Check this post by Thomas Wiecki out for more about Metropolis sampler and this post for Gibbs sampling.
In general, the more samples are taken, the more accurate the approximation is. However, it is difficult to determine how many samples is “accurate enough”. The number of sampling iterations is usually based on “rule of thumb”. The downside of MCMC includes it is not deterministic and it can be slow to achieve an “accurate enough” approximation. The downsides of MCMC becomes one of the motivations of using variational inference.
Variational inference
The variational inference approximates the posterior over a set of latent variables \(p(Z \vert X)\) with a variational distribution, \(Q(Z)\).
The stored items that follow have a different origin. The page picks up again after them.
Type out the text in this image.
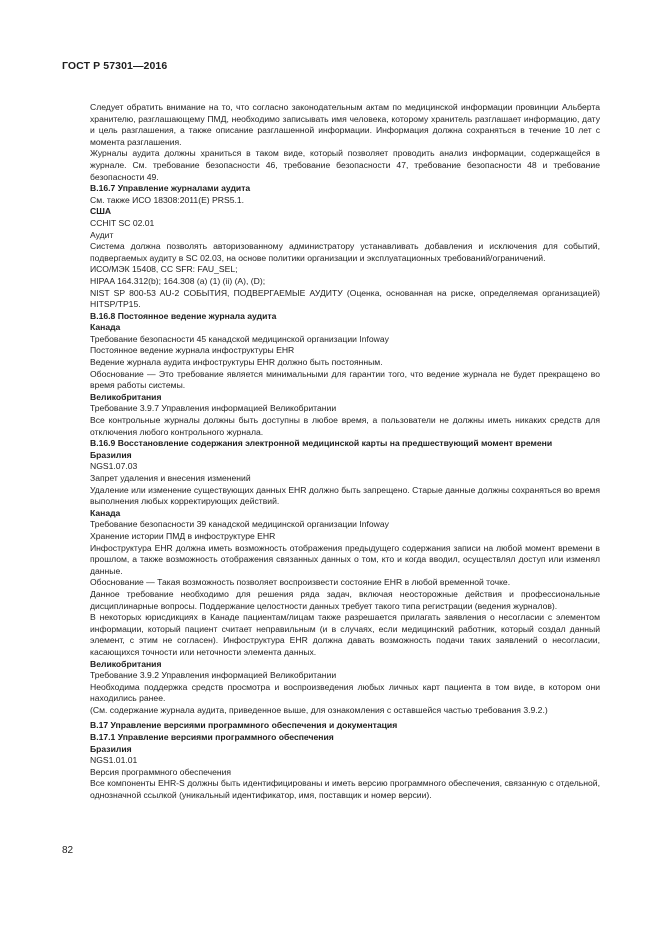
ГОСТ Р 57301—2016

Следует обратить внимание на то, что согласно законодательным актам по медицинской информации провинции Альберта хранителю, разглашающему ПМД, необходимо записывать имя человека, которому хранитель разглашает информацию, дату и цель разглашения, а также описание разглашенной информации. Информация должна сохраняться в течение 10 лет с момента разглашения.

Журналы аудита должны храниться в таком виде, который позволяет проводить анализ информации, содержащейся в журнале. См. требование безопасности 46, требование безопасности 47, требование безопасности 48 и требование безопасности 49.

В.16.7 Управление журналами аудита

См. также ИСО 18308:2011(Е) PRS5.1.

США

CCHIT SC 02.01

Аудит

Система должна позволять авторизованному администратору устанавливать добавления и исключения для событий, подвергаемых аудиту в SC 02.03, на основе политики организации и эксплуатационных требований/ограничений.

ИСО/МЭК 15408, CC SFR: FAU_SEL;

HIPAA 164.312(b); 164.308 (a) (1) (ii) (A), (D);

NIST SP 800-53 AU-2 СОБЫТИЯ, ПОДВЕРГАЕМЫЕ АУДИТУ (Оценка, основанная на риске, определяемая организацией) HITSP/TP15.

В.16.8 Постоянное ведение журнала аудита

Канада

Требование безопасности 45 канадской медицинской организации Infoway

Постоянное ведение журнала инфоструктуры EHR

Ведение журнала аудита инфоструктуры EHR должно быть постоянным.

Обоснование — Это требование является минимальными для гарантии того, что ведение журнала не будет прекращено во время работы системы.

Великобритания

Требование 3.9.7 Управления информацией Великобритании

Все контрольные журналы должны быть доступны в любое время, а пользователи не должны иметь никаких средств для отключения любого контрольного журнала.

В.16.9 Восстановление содержания электронной медицинской карты на предшествующий момент времени

Бразилия

NGS1.07.03

Запрет удаления и внесения изменений

Удаление или изменение существующих данных EHR должно быть запрещено. Старые данные должны сохраняться во время выполнения любых корректирующих действий.

Канада

Требование безопасности 39 канадской медицинской организации Infoway

Хранение истории ПМД в инфоструктуре EHR

Инфоструктура EHR должна иметь возможность отображения предыдущего содержания записи на любой момент времени в прошлом, а также возможность отображения связанных данных о том, кто и когда вводил, осуществлял доступ или изменял данные.

Обоснование — Такая возможность позволяет воспроизвести состояние EHR в любой временной точке.

Данное требование необходимо для решения ряда задач, включая неосторожные действия и профессиональные дисциплинарные вопросы. Поддержание целостности данных требует такого типа регистрации (ведения журналов).

В некоторых юрисдикциях в Канаде пациентам/лицам также разрешается прилагать заявления о несогласии с элементом информации, который пациент считает неправильным (и в случаях, если медицинский работник, который создал данный элемент, с этим не согласен). Инфоструктура EHR должна давать возможность подачи таких заявлений о несогласии, касающихся точности или неточности элемента данных.

Великобритания

Требование 3.9.2 Управления информацией Великобритании

Необходима поддержка средств просмотра и воспроизведения любых личных карт пациента в том виде, в котором они находились ранее.

(См. содержание журнала аудита, приведенное выше, для ознакомления с оставшейся частью требования 3.9.2.)

В.17 Управление версиями программного обеспечения и документация

В.17.1 Управление версиями программного обеспечения

Бразилия

NGS1.01.01

Версия программного обеспечения

Все компоненты EHR-S должны быть идентифицированы и иметь версию программного обеспечения, связанную с отдельной, однозначной ссылкой (уникальный идентификатор, имя, поставщик и номер версии).

82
The choice of variational distribution is usually restricted to a family of distributions of simpler form than \(P(Z \vert X)\).
The inference is performed by minimizing the dissimilarity between \(Q(Z)\) and \(P(Z \vert X)\). The most common dissimilarity measure for the two distributions is the Kullback–Leibler divergence (KL-divergence):
\[D_{KL}{(Q\|P)} = \sum_{Z} Q(Z) \log \frac{Q(Z)}{P(Z \vert X)} = \log P(X) - L(Q)\]where \(\log P(X)\) is constant with respect to \(Q\) so that minimizing the KL-divergence is equivalent to maximize \(L(Q)\).
\(L(Q)\) is called the (negative) variational free energy given by:
\[L(Q) = - \sum_{Z} Q(Z) \log \frac{Q(Z)}{P(Z, X)}\]With an appropriate choice of \(Q\), as we mentioned in the beginning of this session, it becomes possible to compute and maximize \(L(Q)\). Finding the optimal variational distribution then becomes an optimization problem with respect to \(L(Q)\)
Check this post by Jason Eisner out for the optimization techniques e.g. Gradient Ascent, variational EM.